Tahun ini sendiri, perusahaan yang berdiri sejak 2008 itu diperkirakan mampu meningkatkan jumlah produksinya sebesar 14% dari realisasi tahun lalu.
“Kami produksi mainan sesuai dengan permintaan yang masuk. Ada PO [preorder] masuk baru kami produksi mainan. Sejak ber-SNI, produksi mainan selalu meningkat. Kapasitas pabrik kami bisa memproduksi 2.000 unit per hari, ini belum dioptimalkan,” ucap Hery.
Dengan memiliki SNI, lanjutnya, setiap tahunnya perusahaan pemegang lisensi SHP Toys dan Winny Will tersebut selalu memenangkan penghargaan SNI award sejak 2015. Perseroan pun dapat bersaing secara harga dan kualitas dengan produk mainan impor.
Produk yang dibuat oleh perusahaan ini berupa mobil-mobilan dan sepeda mainan tunggangg yang bahan bakunya berupa plastik.
Tak semua bahan bakunya berasal dari Tanah Air. Sebesar 50% masih berupa impor bijih plastik dari Arab Saudi, Boroge LTD (Aramco), dan juga wilayah Asean.
“Impor bijih plastik kami lakukan karena lokal enggak bisa memenuhi semuanya dan juga harganya susah. Supplier kami hanya satu sehingga memang perlu ada yang lain.
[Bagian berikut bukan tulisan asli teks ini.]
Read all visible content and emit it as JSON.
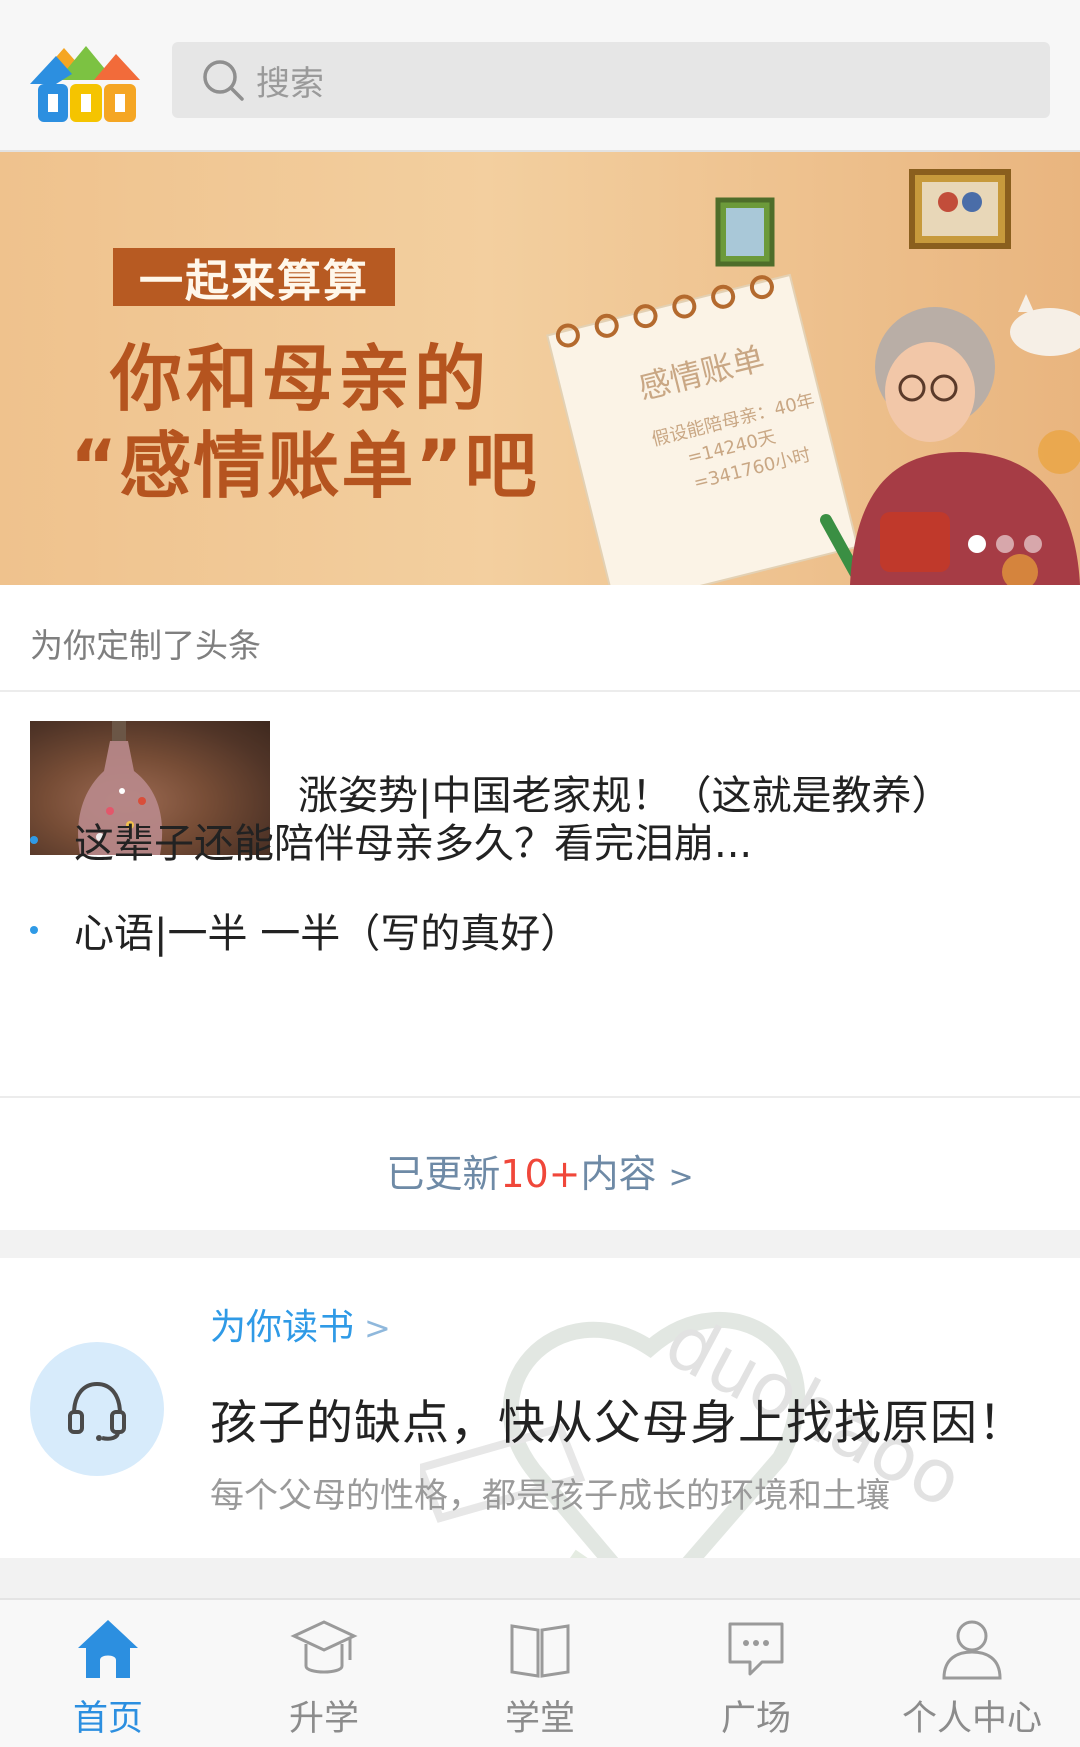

Dengan impor, harganya fluktuatif dan bisa subsidi silang untuk menurunkan harga supaya bisa bersaing,” tutur Hery.
Ketua Asosiasi Mainan Indonesia (AMI) Sutjiadi Lukas berpendapat, hingga kini masih banyak pelaku usaha kecil dan menengah yang belum mendaftarkan produk mereka memiliki SNI. Produk jualan milik UKM yang belum ber-SNI menjadi sulit bersaing dengan produk mainan dari pengusaha menengah besar maupun impor.
“Perajin rumah mainan masih banyak yang belum ber-SNI. Jadi, ini adalah tugas bersama, bagaimana pelaku UKM ini memiliki SNI juga.”
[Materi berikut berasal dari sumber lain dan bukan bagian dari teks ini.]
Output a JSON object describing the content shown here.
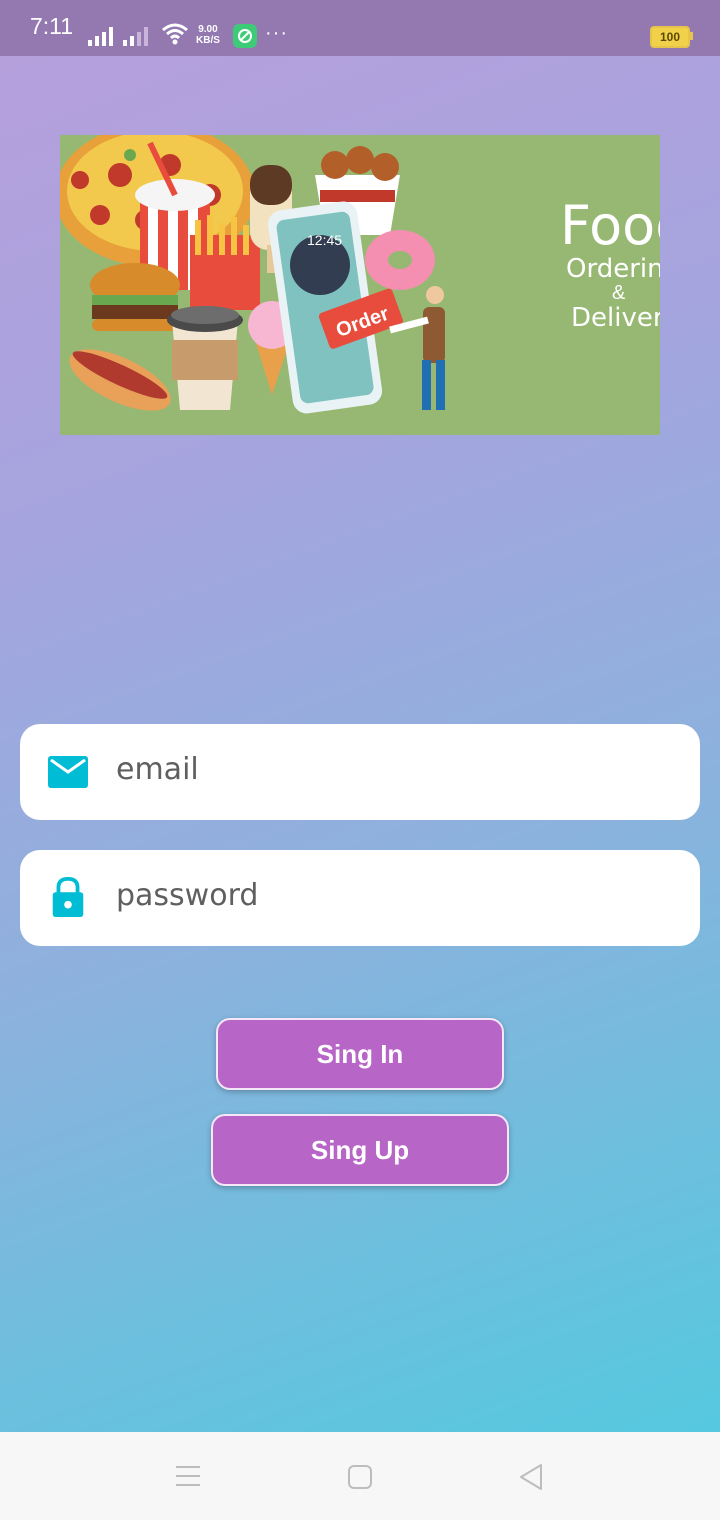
{
  "status_bar": {
    "time": "7:11",
    "speed_value": "9.00",
    "speed_unit": "KB/S",
    "more": "···",
    "battery": "100"
  },
  "banner": {
    "title": "Food",
    "line2": "Ordering",
    "line3": "&",
    "line4": "Delivery",
    "order_sign": "Order",
    "phone_time": "12:45"
  },
  "form": {
    "email_placeholder": "email",
    "password_placeholder": "password"
  },
  "buttons": {
    "sign_in": "Sing In",
    "sign_up": "Sing Up"
  },
  "colors": {
    "accent": "#b865c8",
    "icon": "#00bcd4",
    "banner_bg": "#97b872"
  },
  "icons": [
    "email-icon",
    "lock-icon",
    "menu-icon",
    "home-icon",
    "back-icon"
  ]
}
Pasar produk mainan lokal di Indonesia cukup besar. Terlebih, setiap tahunnya angka kelahiran sebanyak 4,5 juta jiwa dan angka ini merefleksikan pangsa pasar yang besar bagi produsen mainan baik importir asing maupun produsen lokal. Oleh karena itu, dibutuhkan kesiapan khusus dari pemerintah untuk menata regulasi.
“Selama ini ada inspeksi mendadak [sidak] yang dilakukan petugas Kementerian Perdagangan terkait dengan standardisasi mainan yang telah ditetapkan,” katanya.
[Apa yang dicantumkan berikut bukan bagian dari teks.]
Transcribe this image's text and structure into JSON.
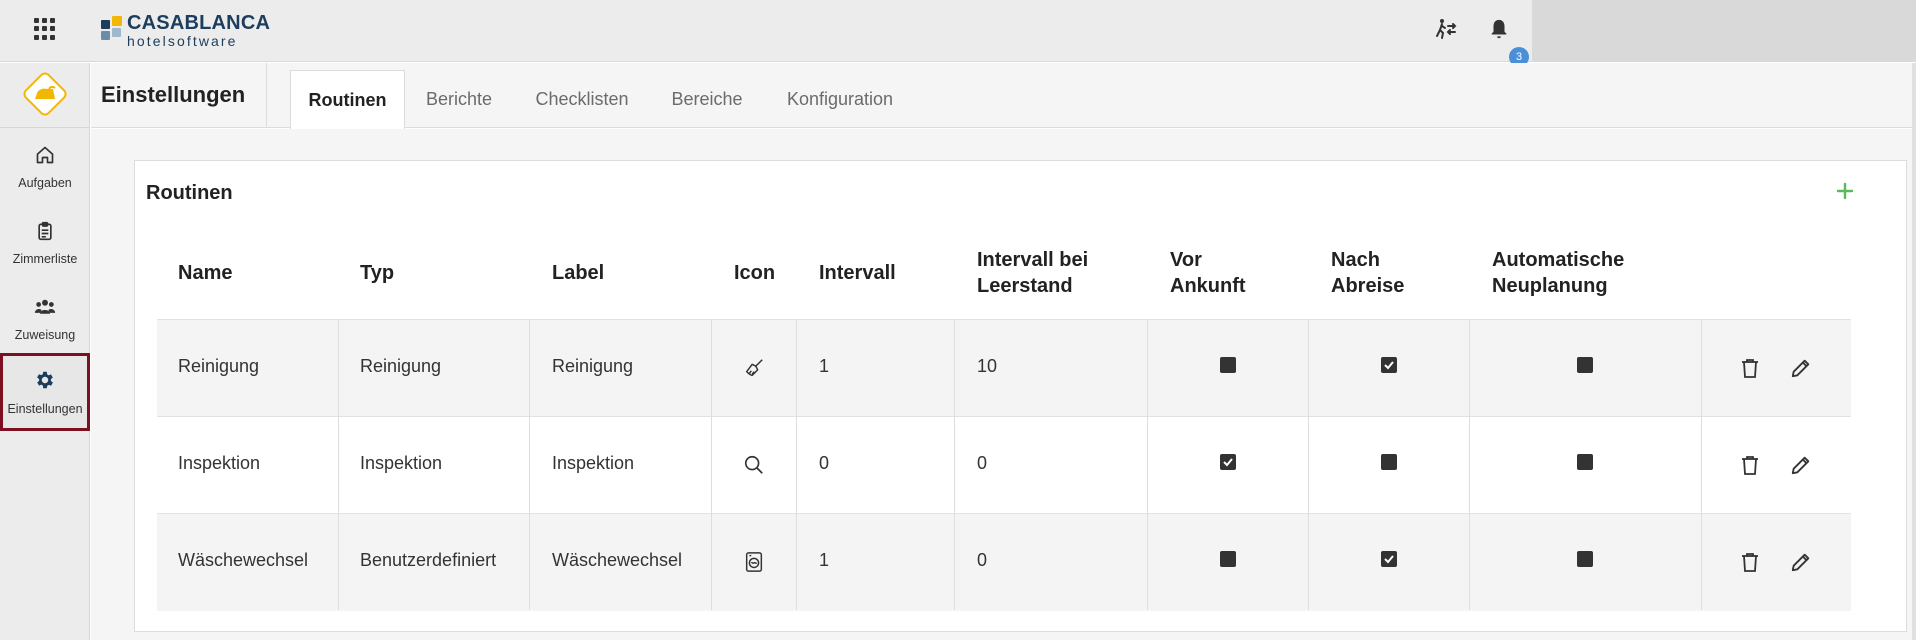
{
  "brand": {
    "name_line1": "CASABLANCA",
    "name_line2": "hotelsoftware"
  },
  "topbar": {
    "apps_icon": "grid-icon",
    "transfer_icon": "person-switch-icon",
    "notifications_icon": "bell-icon",
    "notifications_count": "3"
  },
  "sidebar": {
    "items": [
      {
        "label": "Aufgaben",
        "icon": "home-icon"
      },
      {
        "label": "Zimmerliste",
        "icon": "clipboard-icon"
      },
      {
        "label": "Zuweisung",
        "icon": "users-icon"
      },
      {
        "label": "Einstellungen",
        "icon": "gear-icon",
        "active": true
      }
    ]
  },
  "header": {
    "title": "Einstellungen",
    "tabs": [
      {
        "label": "Routinen",
        "active": true
      },
      {
        "label": "Berichte"
      },
      {
        "label": "Checklisten"
      },
      {
        "label": "Bereiche"
      },
      {
        "label": "Konfiguration"
      }
    ]
  },
  "card": {
    "title": "Routinen",
    "add_icon": "plus-icon"
  },
  "table": {
    "columns": [
      {
        "line1": "Name",
        "line2": ""
      },
      {
        "line1": "Typ",
        "line2": ""
      },
      {
        "line1": "Label",
        "line2": ""
      },
      {
        "line1": "Icon",
        "line2": ""
      },
      {
        "line1": "Intervall",
        "line2": ""
      },
      {
        "line1": "Intervall bei",
        "line2": "Leerstand"
      },
      {
        "line1": "Vor",
        "line2": "Ankunft"
      },
      {
        "line1": "Nach",
        "line2": "Abreise"
      },
      {
        "line1": "Automatische",
        "line2": "Neuplanung"
      }
    ],
    "rows": [
      {
        "name": "Reinigung",
        "typ": "Reinigung",
        "label": "Reinigung",
        "icon": "broom-icon",
        "intervall": "1",
        "leerstand": "10",
        "vor_ankunft": false,
        "nach_abreise": true,
        "neuplanung": false
      },
      {
        "name": "Inspektion",
        "typ": "Inspektion",
        "label": "Inspektion",
        "icon": "magnifier-icon",
        "intervall": "0",
        "leerstand": "0",
        "vor_ankunft": true,
        "nach_abreise": false,
        "neuplanung": false
      },
      {
        "name": "Wäschewechsel",
        "typ": "Benutzerdefiniert",
        "label": "Wäschewechsel",
        "icon": "washing-machine-icon",
        "intervall": "1",
        "leerstand": "0",
        "vor_ankunft": false,
        "nach_abreise": true,
        "neuplanung": false
      }
    ],
    "row_actions": [
      "trash-icon",
      "pencil-icon"
    ]
  },
  "colors": {
    "accent_active": "#7a1020",
    "badge": "#4a90d9",
    "add": "#5cb85c",
    "logo_yellow": "#f2b705"
  }
}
Menurut Sutjiadi, berlabel SNI merupakan sebuah cara untuk menekan peredaran mainan ilegal dari luar negeri. Konsumen juga saat ini pintar dalam memilih dan membeli produk yang memiliki SNI.
Berdasarkan data dari Kementerian Perindustrian, saat ini jumlah unit usaha mainan berskala kecil sebanyak 142 unit dan berskala menengah dan besar sebanyak 93 unit.
Tak hanya perusahaan lokal yang dituntut memasarkan produknya harus ber-SNI, toko ritel mainan pun mau tak mau harus menjual produk mainan yang memiliki label ini.
Wiwin, Manager Toko Wi—yang menjajakan mainan di wilayah Asemka—menuturkan, semua produk yang dijualnya memiliki label SNI.
“Sekarang harus ber-SNI, karena ada razia dari polisi dan kalau tidak ber-SNI ya kena. Lagipula, barang mainan di sini dikirim ke luar kota. Para pelanggan di luar kota juga enggak mau terima kalau enggak ada SNI-nya,” tuturnya.